# 3-SAT in Clue

Consider a game of clue. Now consider the set of queries answered by a given player by showing the queries a card. That player’s hand must satisfy the expression:

\[(\text{Suspect}_1 \vee \text{Weapon}_1 \vee \text{Room}_1) \wedge (\text{Suspect}_2 \vee \text{Weapon}_2 \vee \text{Room}_2) \wedge \dots\]At first glace it looks a lot like 3-SAT! There are a few reasons I can think of that it might not by 3-SAT though.

- Many tuples cannot occur i.e. (knife or wrench or gun)
- Setting all variables to true satisfies the expression. We need to also encode the size of the hand somehow. I can’t think of a way to do so that guarantees we stay in 3CNF.
- We gain a ton of information when a player cannot show a card. We now know three cards they don’ t have. This could potentially simplify our 3-SAT to 2-SAT (boring).
- Similarly we know that several variables are false since the player can’t have cards that we have. That will also help us simplify to 2-SAT.
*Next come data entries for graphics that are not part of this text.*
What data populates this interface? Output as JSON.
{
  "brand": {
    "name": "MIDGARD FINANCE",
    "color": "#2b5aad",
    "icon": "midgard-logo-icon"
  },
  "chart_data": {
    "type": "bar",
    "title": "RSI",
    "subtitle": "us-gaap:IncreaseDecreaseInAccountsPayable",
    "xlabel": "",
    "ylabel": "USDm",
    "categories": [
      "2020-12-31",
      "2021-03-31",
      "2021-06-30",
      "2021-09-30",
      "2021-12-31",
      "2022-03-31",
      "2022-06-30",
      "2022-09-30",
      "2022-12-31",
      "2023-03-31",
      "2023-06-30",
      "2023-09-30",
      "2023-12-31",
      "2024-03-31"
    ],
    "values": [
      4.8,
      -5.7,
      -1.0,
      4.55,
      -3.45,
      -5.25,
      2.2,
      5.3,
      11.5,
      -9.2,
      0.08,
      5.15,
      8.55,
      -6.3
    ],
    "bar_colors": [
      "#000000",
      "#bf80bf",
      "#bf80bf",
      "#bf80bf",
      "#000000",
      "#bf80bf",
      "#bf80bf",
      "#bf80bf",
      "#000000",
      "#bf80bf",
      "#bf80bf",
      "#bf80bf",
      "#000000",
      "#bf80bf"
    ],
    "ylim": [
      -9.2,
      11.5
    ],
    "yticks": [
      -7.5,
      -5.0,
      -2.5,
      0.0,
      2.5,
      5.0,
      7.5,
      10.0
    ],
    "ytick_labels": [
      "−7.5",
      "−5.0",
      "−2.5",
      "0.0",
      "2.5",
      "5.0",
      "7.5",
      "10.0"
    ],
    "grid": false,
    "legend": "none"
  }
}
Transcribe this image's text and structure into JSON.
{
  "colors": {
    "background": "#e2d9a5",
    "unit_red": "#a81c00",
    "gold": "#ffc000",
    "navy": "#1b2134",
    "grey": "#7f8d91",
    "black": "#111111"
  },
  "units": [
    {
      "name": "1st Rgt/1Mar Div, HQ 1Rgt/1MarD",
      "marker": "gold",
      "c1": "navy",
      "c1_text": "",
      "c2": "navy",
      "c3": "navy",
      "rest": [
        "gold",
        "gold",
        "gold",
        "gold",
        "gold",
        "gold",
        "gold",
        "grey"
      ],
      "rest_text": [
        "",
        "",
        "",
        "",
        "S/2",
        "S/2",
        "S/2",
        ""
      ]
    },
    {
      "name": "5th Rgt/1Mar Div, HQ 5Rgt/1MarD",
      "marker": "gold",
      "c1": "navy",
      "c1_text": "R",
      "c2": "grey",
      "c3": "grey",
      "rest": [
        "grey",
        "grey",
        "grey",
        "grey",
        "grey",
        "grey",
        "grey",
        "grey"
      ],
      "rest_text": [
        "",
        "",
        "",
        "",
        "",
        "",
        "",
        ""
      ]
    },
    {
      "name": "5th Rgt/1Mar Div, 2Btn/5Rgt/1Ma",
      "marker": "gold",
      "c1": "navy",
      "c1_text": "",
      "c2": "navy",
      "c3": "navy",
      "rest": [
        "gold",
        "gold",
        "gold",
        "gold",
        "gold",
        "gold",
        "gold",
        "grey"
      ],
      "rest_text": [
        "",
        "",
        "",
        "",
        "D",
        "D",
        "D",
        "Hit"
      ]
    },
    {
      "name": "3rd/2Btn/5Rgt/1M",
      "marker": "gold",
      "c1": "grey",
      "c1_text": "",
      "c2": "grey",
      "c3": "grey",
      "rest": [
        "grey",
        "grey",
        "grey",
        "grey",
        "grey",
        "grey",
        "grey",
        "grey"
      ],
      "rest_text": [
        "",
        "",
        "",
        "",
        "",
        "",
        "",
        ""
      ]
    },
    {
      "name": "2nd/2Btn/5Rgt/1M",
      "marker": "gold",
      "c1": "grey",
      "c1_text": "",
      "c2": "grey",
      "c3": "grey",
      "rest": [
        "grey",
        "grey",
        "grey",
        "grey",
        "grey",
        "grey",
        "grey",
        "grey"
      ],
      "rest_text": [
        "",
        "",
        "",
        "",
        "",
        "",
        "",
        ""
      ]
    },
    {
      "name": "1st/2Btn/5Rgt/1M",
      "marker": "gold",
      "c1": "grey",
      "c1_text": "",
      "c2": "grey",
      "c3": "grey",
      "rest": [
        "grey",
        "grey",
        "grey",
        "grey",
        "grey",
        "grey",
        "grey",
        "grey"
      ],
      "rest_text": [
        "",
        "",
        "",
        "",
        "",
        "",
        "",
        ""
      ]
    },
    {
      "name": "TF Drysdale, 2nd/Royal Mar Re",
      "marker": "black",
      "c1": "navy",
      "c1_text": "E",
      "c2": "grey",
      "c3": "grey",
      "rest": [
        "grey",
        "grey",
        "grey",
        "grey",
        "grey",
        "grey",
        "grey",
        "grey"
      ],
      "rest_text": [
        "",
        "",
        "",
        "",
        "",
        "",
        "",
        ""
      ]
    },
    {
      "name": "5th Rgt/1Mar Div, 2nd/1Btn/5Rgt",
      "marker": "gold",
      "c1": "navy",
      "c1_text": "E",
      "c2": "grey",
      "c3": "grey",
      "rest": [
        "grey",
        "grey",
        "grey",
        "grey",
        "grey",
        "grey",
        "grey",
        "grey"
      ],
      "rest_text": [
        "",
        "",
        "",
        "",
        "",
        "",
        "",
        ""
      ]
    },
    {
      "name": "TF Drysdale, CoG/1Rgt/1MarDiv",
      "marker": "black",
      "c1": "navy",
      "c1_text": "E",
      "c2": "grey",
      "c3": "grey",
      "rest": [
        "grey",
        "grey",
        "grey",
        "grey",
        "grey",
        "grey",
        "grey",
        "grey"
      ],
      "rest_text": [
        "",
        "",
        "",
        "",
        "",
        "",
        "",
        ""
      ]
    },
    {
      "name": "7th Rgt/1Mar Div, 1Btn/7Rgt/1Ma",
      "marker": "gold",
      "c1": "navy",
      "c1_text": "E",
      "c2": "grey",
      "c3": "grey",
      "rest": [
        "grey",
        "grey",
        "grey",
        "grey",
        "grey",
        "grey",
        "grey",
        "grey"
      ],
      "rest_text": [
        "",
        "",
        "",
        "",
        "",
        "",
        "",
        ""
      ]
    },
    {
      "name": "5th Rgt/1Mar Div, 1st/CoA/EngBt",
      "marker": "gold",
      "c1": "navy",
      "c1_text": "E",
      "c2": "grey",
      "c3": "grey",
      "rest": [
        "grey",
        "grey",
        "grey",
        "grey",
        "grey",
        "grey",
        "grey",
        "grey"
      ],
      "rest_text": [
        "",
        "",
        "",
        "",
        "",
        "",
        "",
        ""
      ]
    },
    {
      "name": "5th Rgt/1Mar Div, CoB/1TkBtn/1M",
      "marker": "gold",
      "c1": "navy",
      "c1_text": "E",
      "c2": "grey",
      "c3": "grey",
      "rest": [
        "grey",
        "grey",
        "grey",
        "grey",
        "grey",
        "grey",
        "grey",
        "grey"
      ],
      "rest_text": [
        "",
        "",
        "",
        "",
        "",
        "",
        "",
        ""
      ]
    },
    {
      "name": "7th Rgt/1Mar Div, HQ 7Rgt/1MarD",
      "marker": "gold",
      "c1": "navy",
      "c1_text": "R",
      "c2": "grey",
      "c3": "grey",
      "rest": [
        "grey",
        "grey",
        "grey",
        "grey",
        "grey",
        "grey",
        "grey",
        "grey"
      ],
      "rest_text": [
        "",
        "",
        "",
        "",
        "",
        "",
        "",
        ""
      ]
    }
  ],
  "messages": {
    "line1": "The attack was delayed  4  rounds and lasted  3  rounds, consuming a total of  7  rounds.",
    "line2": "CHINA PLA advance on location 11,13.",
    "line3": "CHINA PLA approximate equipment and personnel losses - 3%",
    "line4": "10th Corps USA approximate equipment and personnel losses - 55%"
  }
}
- We have one 3CNF expression for each player but they aren’t independent. If one player has the wrench then the other does not.

I’m pretty convinced that there is no trivial reduction from determing a clue hand to 3-SAT but am not yet convinced one way or the other if it is NP. It seems like we have some pretty strong tools to simplify the problem but I’m not sure if they are enough to bring us down from NP.